What's even more sad is that neither leaders - Commissioner Gary Bettman or NHLPA chief Bob Goodenow - have ever really sat down and tried to reach a middle ground. All they've done is dressed up their own little pigs and sprayed perfume on them time and time again, trying to make them smell better with every passing negotiating session. And whenever bringing in a third-party negotiator was brought up, both sides laughed off the idea.

Let's look at the main facts of the offers and the league as it stands:

The league wants a hard salary cap with salaries making up no more than 55% of total league revenue. The problem, the league says, is that salaries have skyrocketed to a point so high that the league has lost $1.8 billion over the last 8 years. Of course, during this time, nobody was holding a gun to the owners' heads forcing them to dole out multi-million, long-term contracts to third-line players. The owners also didn't complain when they reaped tens of millions in payments from teams that entered the league from non-traditional hockey hotbeds, never minding the fact that going from 22 teams in 1990 to 30 teams by 2000 might somehow have a negative effect on the overall quality of the sport.

The players want nothing to do with a hard salary cap at all and have said from the beginning they'll never accept one. And can you blame them? They've seen their average salary rise by 300% over the last five years. In 1990, only a handful of players made more than a million dollars. Today, the average salary is $1.3 million. Needless to say, the discrepancy of pay has gone up ten fold. Unfortunately for the players, they hold absolutely no leverage.

So where does this leave the league? Sitting inside a bus, teetering on a cliff, with the commissioner ready to drive it over the edge and watching it crash to the bottom.

The saddest thing is that if both leaders weren't so stubborn, a third-party negotiator could easily come in and broker a deal. The league wants a hard cap, the players don't. There is a middle ground called a tax-based system.
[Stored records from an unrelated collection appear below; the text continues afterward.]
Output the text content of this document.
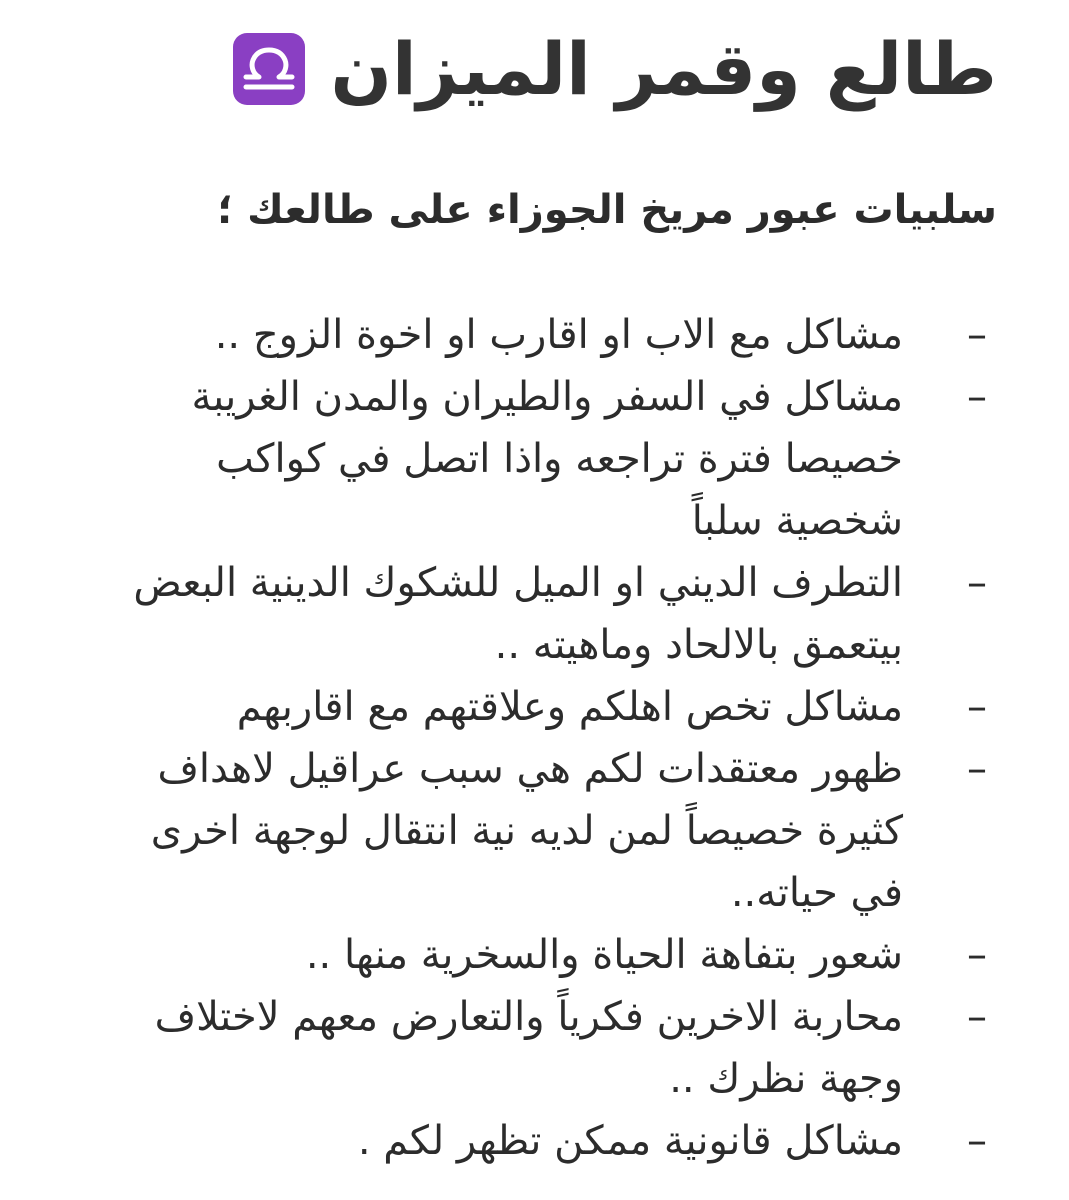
طالع وقمر الميزان
سلبيات عبور مريخ الجوزاء على طالعك ؛
–
مشاكل مع الاب او اقارب او اخوة الزوج ..
–
مشاكل في السفر والطيران والمدن الغريبة
خصيصا فترة تراجعه واذا اتصل في كواكب
شخصية سلباً
–
التطرف الديني او الميل للشكوك الدينية البعض
بيتعمق بالالحاد وماهيته ..
–
مشاكل تخص اهلكم وعلاقتهم مع اقاربهم
–
ظهور معتقدات لكم هي سبب عراقيل لاهداف
كثيرة خصيصاً لمن لديه نية انتقال لوجهة اخرى
في حياته..
–
شعور بتفاهة الحياة والسخرية منها ..
–
محاربة الاخرين فكرياً والتعارض معهم لاختلاف
وجهة نظرك ..
–
مشاكل قانونية ممكن تظهر لكم .
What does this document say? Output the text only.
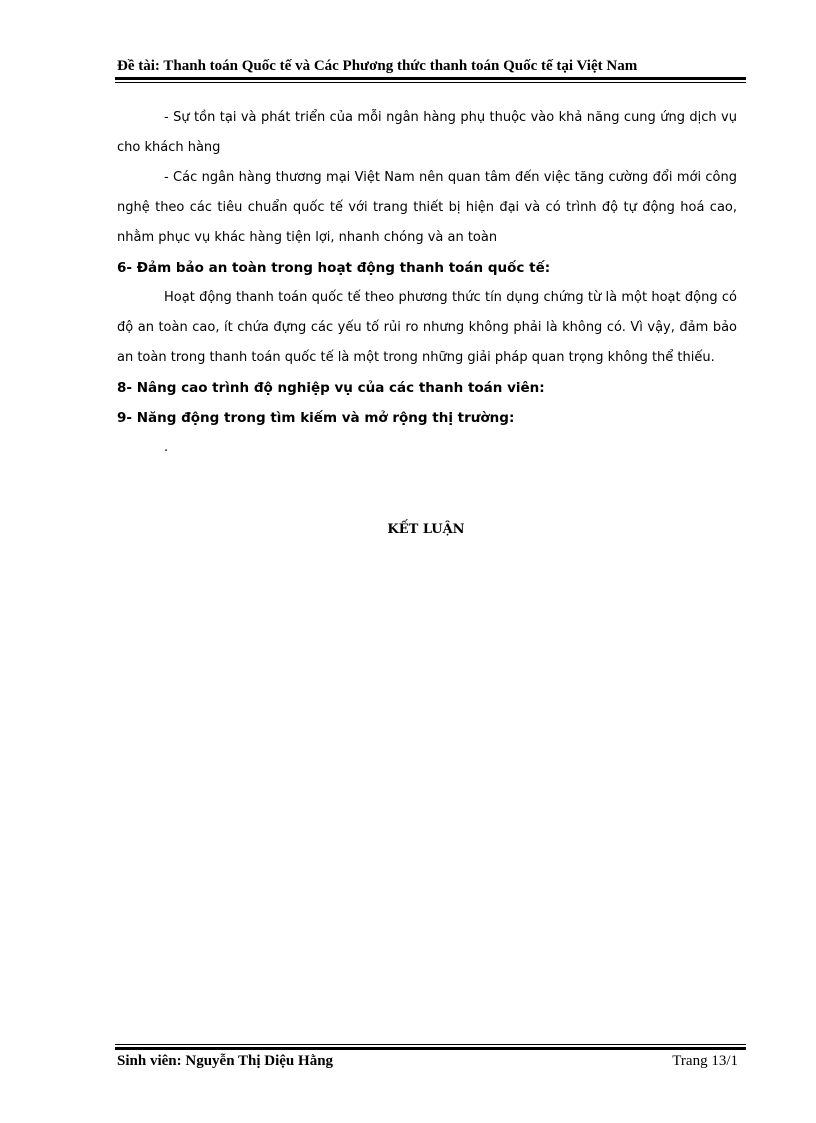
Đề tài: Thanh toán Quốc tế và Các Phương thức thanh toán Quốc tế tại Việt Nam

- Sự tồn tại và phát triển của mỗi ngân hàng phụ thuộc vào khả năng cung ứng dịch vụ cho khách hàng

- Các ngân hàng thương mại Việt Nam nên quan tâm đến việc tăng cường đổi mới công nghệ theo các tiêu chuẩn quốc tế với trang thiết bị hiện đại và có trình độ tự động hoá cao, nhằm phục vụ khác hàng tiện lợi, nhanh chóng và an toàn

6- Đảm bảo an toàn trong hoạt động thanh toán quốc tế:

Hoạt động thanh toán quốc tế theo phương thức tín dụng chứng từ là một hoạt động có độ an toàn cao, ít chứa đựng các yếu tố rủi ro nhưng không phải là không có. Vì vậy, đảm bảo an toàn trong thanh toán quốc tế là một trong những giải pháp quan trọng không thể thiếu.

8- Nâng cao trình độ nghiệp vụ của các thanh toán viên:

9- Năng động trong tìm kiếm và mở rộng thị trường:

.

KẾT LUẬN
Sinh viên: Nguyễn Thị Diệu Hằng	Trang 13/1
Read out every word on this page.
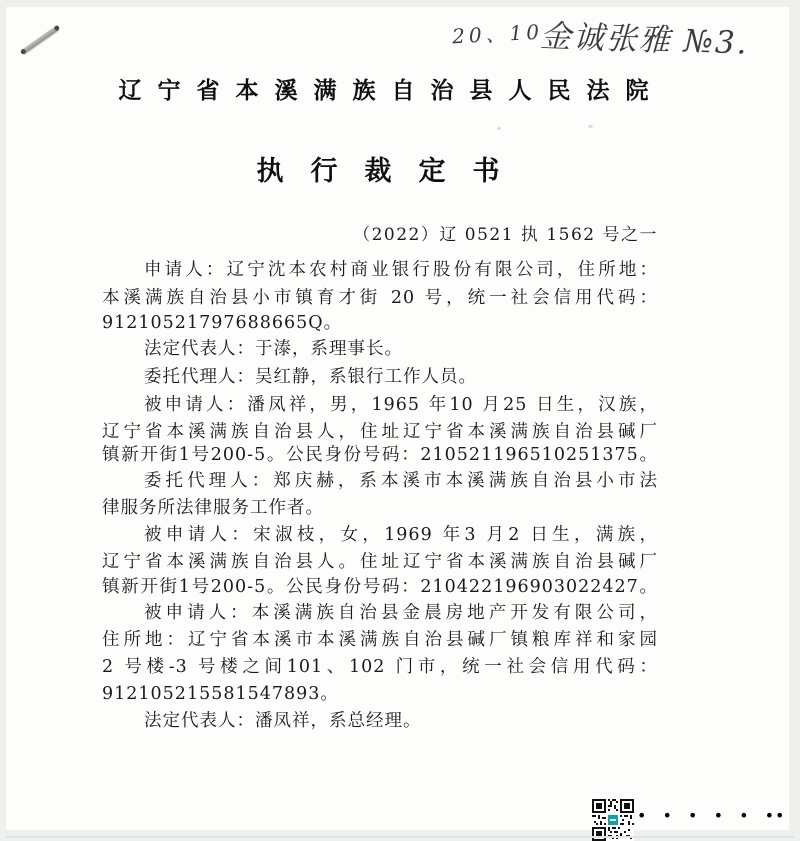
20、10
金诚张雅 №3.
辽宁省本溪满族自治县人民法院
执行裁定书
（2022）辽 0521 执 1562 号之一
申请人：辽宁沈本农村商业银行股份有限公司，住所地：
本溪满族自治县小市镇育才街 20 号，统一社会信用代码：
91210521797688665Q。
法定代表人：于溙，系理事长。
委托代理人：吴红静，系银行工作人员。
被申请人：潘凤祥，男，1965 年10 月25 日生，汉族，
辽宁省本溪满族自治县人，住址辽宁省本溪满族自治县碱厂
镇新开街1号200-5。公民身份号码：210521196510251375。
委托代理人：郑庆赫，系本溪市本溪满族自治县小市法
律服务所法律服务工作者。
被申请人：宋淑枝，女，1969 年3 月2 日生，满族，
辽宁省本溪满族自治县人。住址辽宁省本溪满族自治县碱厂
镇新开街1号200-5。公民身份号码：210422196903022427。
被申请人：本溪满族自治县金晨房地产开发有限公司，
住所地：辽宁省本溪市本溪满族自治县碱厂镇粮库祥和家园
2 号楼-3 号楼之间101、102 门市，统一社会信用代码：
912105215581547893。
法定代表人：潘凤祥，系总经理。
• • • • • ••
It may not be perfect for baseball, but it's a start, and it least it will make some owners shiver when they are faced with paying 50% more on the dollar for exceeding a certain salary threshold.

The big question for hockey fans is, can a deal be made by the weekend? Even the most optimistic spectators at this point say no. Hopefully, cooler heads will prevail, but after watching the commissioner stay out of the negotiations for two months, then suddenly reappear and throw his previous offer in the face of the union, it appears the league is willing to be the first one to shut down for an entire season. What a waste. What a sad state of affairs.